Quotes
Kaffir Boy: The True Story of a Black Youth's Coming of Age in Apartheid South Africa is a 1986 memoir by South African writer Mark Mathabane, telling the story of his youth in South Africa during apartheid.
The story opens with an expository explaining the nuances of the apartheid system in South Africa, in which it is set. Mathabane takes care to note the paternal rationalizations for apartheid used by the government:
Yet the white man of South Africa claims to the rest of the world that he knows what is good for black people and what it takes for a black child to grow up to adulthood.

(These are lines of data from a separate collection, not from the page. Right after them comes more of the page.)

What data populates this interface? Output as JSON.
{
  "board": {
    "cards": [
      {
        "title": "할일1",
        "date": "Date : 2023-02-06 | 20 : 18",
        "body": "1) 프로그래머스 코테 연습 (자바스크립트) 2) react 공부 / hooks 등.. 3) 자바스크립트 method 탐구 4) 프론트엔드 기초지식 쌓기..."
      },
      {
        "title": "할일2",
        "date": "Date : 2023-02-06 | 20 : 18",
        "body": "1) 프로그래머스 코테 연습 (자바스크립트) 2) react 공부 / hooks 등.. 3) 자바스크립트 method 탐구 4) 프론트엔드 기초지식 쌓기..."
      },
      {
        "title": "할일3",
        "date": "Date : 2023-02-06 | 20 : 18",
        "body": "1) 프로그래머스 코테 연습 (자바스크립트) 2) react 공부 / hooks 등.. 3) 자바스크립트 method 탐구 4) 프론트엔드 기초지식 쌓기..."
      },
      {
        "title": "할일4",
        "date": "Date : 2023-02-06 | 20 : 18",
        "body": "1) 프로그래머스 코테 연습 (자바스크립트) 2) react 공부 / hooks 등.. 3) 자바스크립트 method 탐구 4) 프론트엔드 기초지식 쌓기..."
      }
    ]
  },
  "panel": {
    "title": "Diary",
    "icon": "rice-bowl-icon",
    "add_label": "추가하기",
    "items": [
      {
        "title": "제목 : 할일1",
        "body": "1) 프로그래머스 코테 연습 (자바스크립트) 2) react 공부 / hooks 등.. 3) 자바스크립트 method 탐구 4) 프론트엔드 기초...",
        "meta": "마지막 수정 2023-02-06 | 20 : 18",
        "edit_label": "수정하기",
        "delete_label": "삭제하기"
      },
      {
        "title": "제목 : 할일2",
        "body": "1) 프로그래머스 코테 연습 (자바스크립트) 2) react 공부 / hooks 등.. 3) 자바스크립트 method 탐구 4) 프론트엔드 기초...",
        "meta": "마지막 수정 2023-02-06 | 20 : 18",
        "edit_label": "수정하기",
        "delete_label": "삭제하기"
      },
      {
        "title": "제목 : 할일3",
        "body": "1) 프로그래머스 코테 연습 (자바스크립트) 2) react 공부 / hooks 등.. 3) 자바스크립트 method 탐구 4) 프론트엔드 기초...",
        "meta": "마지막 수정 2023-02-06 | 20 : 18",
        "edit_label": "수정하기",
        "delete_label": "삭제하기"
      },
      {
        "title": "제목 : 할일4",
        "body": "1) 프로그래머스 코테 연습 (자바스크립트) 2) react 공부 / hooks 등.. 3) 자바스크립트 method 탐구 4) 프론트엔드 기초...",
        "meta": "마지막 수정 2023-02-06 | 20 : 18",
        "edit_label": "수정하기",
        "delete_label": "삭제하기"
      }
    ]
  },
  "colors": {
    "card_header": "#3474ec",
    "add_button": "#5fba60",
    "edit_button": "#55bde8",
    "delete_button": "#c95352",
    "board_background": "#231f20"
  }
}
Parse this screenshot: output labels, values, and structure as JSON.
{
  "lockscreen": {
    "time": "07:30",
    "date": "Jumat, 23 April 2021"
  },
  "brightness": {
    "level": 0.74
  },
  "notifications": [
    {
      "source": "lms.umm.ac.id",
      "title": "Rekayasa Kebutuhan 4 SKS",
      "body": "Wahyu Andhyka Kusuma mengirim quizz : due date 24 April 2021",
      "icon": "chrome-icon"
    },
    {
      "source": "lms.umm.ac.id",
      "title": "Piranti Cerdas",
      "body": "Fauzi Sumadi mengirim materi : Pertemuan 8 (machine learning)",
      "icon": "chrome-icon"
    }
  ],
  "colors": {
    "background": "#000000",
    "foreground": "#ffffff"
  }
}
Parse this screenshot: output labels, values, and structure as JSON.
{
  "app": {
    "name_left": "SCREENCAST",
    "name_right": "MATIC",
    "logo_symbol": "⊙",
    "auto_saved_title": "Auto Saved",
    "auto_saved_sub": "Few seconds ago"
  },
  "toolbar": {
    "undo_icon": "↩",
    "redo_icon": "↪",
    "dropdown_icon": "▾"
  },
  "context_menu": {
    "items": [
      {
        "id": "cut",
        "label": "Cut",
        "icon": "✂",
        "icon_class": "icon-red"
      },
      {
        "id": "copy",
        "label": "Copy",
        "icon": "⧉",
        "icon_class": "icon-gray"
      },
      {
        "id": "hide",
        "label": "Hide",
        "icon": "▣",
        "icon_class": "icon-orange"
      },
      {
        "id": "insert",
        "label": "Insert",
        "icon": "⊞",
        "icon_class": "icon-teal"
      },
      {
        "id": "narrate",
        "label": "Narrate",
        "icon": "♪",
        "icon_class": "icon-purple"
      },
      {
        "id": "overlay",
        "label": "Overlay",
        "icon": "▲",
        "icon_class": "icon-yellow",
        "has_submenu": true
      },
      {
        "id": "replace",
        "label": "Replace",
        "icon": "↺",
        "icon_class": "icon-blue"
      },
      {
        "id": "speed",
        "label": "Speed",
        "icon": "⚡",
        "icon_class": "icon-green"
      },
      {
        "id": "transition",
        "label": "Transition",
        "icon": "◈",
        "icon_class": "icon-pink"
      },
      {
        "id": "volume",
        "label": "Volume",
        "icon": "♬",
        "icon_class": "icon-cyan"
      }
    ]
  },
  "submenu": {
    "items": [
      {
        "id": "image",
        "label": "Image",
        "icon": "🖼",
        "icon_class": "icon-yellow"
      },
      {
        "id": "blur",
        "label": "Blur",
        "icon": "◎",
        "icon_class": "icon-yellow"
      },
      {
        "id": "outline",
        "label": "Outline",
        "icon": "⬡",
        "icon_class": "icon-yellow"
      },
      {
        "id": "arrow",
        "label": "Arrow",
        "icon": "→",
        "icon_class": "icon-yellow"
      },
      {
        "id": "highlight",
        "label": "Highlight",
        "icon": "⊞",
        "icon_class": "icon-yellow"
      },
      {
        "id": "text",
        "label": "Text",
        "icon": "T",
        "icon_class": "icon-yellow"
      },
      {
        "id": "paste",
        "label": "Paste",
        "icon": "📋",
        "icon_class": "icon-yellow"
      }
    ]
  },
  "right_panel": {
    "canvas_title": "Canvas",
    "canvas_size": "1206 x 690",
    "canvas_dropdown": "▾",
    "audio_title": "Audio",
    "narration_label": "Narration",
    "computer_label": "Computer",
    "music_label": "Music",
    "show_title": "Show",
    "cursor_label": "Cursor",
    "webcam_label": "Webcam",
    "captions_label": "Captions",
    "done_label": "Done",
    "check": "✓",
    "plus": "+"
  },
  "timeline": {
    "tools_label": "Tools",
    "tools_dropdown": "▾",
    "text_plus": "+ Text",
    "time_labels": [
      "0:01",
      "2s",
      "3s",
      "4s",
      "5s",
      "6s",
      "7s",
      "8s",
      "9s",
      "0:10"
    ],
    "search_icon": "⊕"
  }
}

Mathabane attended school despite his family's poverty and his own reluctance. He attributes to his mother and grandmother both the financial and intellectual incentives to do so:
I think my mother's and Granny's storytelling had had the same effect upon me when a child, as the reading of books: my mind was stimulated, my creativity encouraged.
As a young adult, Mathabane leverages his tennis prowess to move to the United States. However, he feels separation from the family he left behind. This is juxtaposed against the greater suffering experienced by others:
There is a death far worse than physical death, and that is the death of the mind and soul, when, despite toiling night and day, under sweltering heat, torrential rain, blistering winds, you still cannot make enough to clothe, shelter and feed your loved ones, suffering miles away, forcibly separated from you.
Though an autobiography, Mathabane issues a clarion call for an end to apartheid, a system that was still in place at the time he penned Kaffir Boy.
Let us not rest until we are free to live in dignity in the land of our birth.